What the Playground is for
The Playground brings structure and speed to prompt development. Instead of guessing how a prompt change will perform, you test prompts directly on real data, compare results side-by-side, and understand exactly why one version works better than another. What it’s actually doing on your behalf:- Joining a Prompt Object with a dataset. Variables in the template (
{customer_input},{order_id}) bind to columns in the dataset. Each row becomes one rendered prompt. - Running the prompt at scale. One click runs the prompt against every row in the dataset, in parallel, with the LLM you configured.
- Scoring with evaluators. Attached evaluators (from the Eval Hub or created inline) score each row’s output. The scores show up in the run record.
- Recording the run as an experiment. Every Playground run is a comparable experiment — you can return to it, share it, diff it against another run.
- Saving the winning variant back to the Hub. When a variant is the one you want, one click saves it as a new immutable version with a description.
Three modes
The Playground supports three ways of feeding prompts with data, each suited to a different stage of iteration.Mode 1 — Run on a dataset
Load a dataset and run the prompt against every row. The dataset can be CSV-uploaded, built from production traces, or synthetic (Alyx-generated). This is the workhorse mode — useful any time you want a quantitative read on a prompt across many examples.Mode 2 — Replay on a span
Span replay loads a single production span — exactly what happened in production — into the Playground with its inputs, variables, model, and tool definitions auto-populated. You can then iterate against that exact context: try a different prompt, swap the model, change parameters, re-run, and compare. Span replay bridges tracing and prompt iteration. Instead of guessing what caused a bad response, you can reproduce the exact LLM call and experiment freely. Concretely, span replay lets you:- Debug in context — reproduce the precise LLM invocation that occurred in production, including all inputs and configurations.
- Iterate instantly — adjust prompts, parameters, or models and re-run them on the same real data, no manual reconstruction needed.
- Validate improvements — compare responses side-by-side and confirm changes lead to measurable quality gains.
- Turn traces into actionable testing environments — production traffic becomes the test set for the next iteration.
Mode 3 — Side-by-side comparison
The Playground supports running up to three prompt variants at once against the same data, with their outputs and evaluator scores rendered in parallel columns. Variants can differ in any of the five Prompt Object parts:- A wording tweak in the template
- A swap from one model to another (e.g.,
gpt-5.4-minivsgpt-5.4) - A change in temperature or max tokens
- An added or removed tool
- A different response format

Where the Playground sits in the cycle

- The Hub supplies the prompt versions the Playground loads.
- Datasets supply the data the Playground runs against.
- Evaluators supply the scoring signal the Playground reports.
- Experiments are the records the Playground produces.
- CI/CD runs the same Playground loop non-interactively, on every prompt or model change.
Tool calls in the Playground
When a Prompt Object includes tools, the Playground becomes the place to debug tool use. The kinds of questions you can answer in the Playground that are hard to answer anywhere else:- Were there any unclear parts in the function description or parameter details?
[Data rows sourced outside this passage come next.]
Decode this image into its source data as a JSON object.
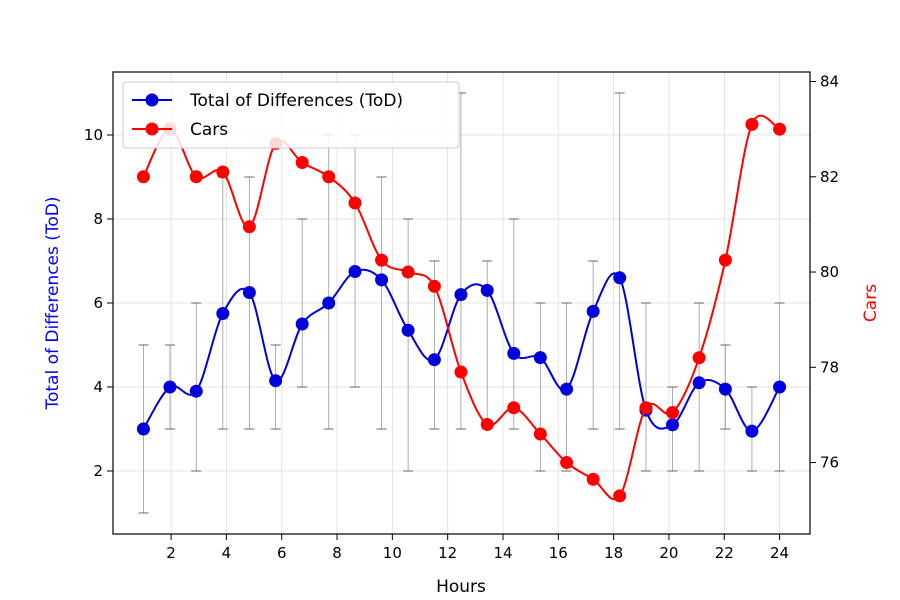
{
  "chart_data": {
    "type": "line",
    "title": "",
    "xlabel": "Hours",
    "ylabel_left": "Total of Differences (ToD)",
    "ylabel_right": "Cars",
    "xlim": [
      -0.1,
      25.1
    ],
    "ylim_left": [
      0.5,
      11.5
    ],
    "ylim_right": [
      74.5,
      84.2
    ],
    "x_ticks": [
      2,
      4,
      6,
      8,
      10,
      12,
      14,
      16,
      18,
      20,
      22,
      24
    ],
    "y_ticks_left": [
      2,
      4,
      6,
      8,
      10
    ],
    "y_ticks_right": [
      76,
      78,
      80,
      82,
      84
    ],
    "grid": true,
    "legend_position": "upper-left",
    "x": [
      1.0,
      1.96,
      2.91,
      3.87,
      4.83,
      5.78,
      6.74,
      7.7,
      8.65,
      9.61,
      10.57,
      11.52,
      12.48,
      13.43,
      14.39,
      15.35,
      16.3,
      17.26,
      18.22,
      19.17,
      20.13,
      21.09,
      22.04,
      23.0,
      24.0
    ],
    "series": [
      {
        "name": "Total of Differences (ToD)",
        "axis": "left",
        "color": "#0000dd",
        "values": [
          3.0,
          4.0,
          3.9,
          5.75,
          6.25,
          4.15,
          5.5,
          6.0,
          6.75,
          6.55,
          5.35,
          4.65,
          6.2,
          6.3,
          4.8,
          4.7,
          3.95,
          5.8,
          6.6,
          3.45,
          3.1,
          4.1,
          3.95,
          2.95,
          4.0
        ],
        "error_low": [
          1.0,
          3.0,
          2.0,
          3.0,
          3.0,
          3.0,
          4.0,
          3.0,
          4.0,
          3.0,
          2.0,
          3.0,
          3.0,
          3.0,
          3.0,
          2.0,
          2.0,
          3.0,
          3.0,
          2.0,
          2.0,
          2.0,
          3.0,
          2.0,
          2.0
        ],
        "error_high": [
          5.0,
          5.0,
          6.0,
          9.0,
          9.0,
          5.0,
          8.0,
          10.0,
          10.0,
          9.0,
          8.0,
          7.0,
          11.0,
          7.0,
          8.0,
          6.0,
          6.0,
          7.0,
          11.0,
          6.0,
          4.0,
          6.0,
          5.0,
          4.0,
          6.0
        ]
      },
      {
        "name": "Cars",
        "axis": "right",
        "color": "#ff0000",
        "values": [
          82.0,
          83.0,
          82.0,
          82.1,
          80.95,
          82.7,
          82.3,
          82.0,
          81.45,
          80.25,
          80.0,
          79.7,
          77.9,
          76.8,
          77.15,
          76.6,
          76.0,
          75.65,
          75.3,
          77.15,
          77.05,
          78.2,
          80.25,
          83.1,
          83.0
        ]
      }
    ]
  }
}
- Was the function used with the right parameter values?
- If the correct function existed, did the LLM use it?
- Did the LLM have the needed function to reply to the input?
Playground Views
A Playground View is a saved snapshot of your current Playground session — the prompts, models, parameters, tools, the dataset, the run results. Views are how you preserve experiments you might want to revisit, share with a teammate, or return to after a context switch. Auto-save keeps the latest state safe; manual saves give you named milestones. Views are session-level state, not Prompt Object state. The winning prompt still needs to be saved back to the Hub to become deployable. Views are for how you got there.Multimodal and image inputs
The Playground supports image inputs for multimodal models (e.g.,gpt-4o). Image URLs become variables the same way text does, and you can build image datasets from CSV uploads or production traces with image attributes. The iteration loop is identical to text — the only difference is that the variables can carry image URLs.
Supported image formats are JPG, PNG, GIF, SVG, and WebP, addressable by public web URL, cloud storage path (gs://..., s3://...), or inline data: URL.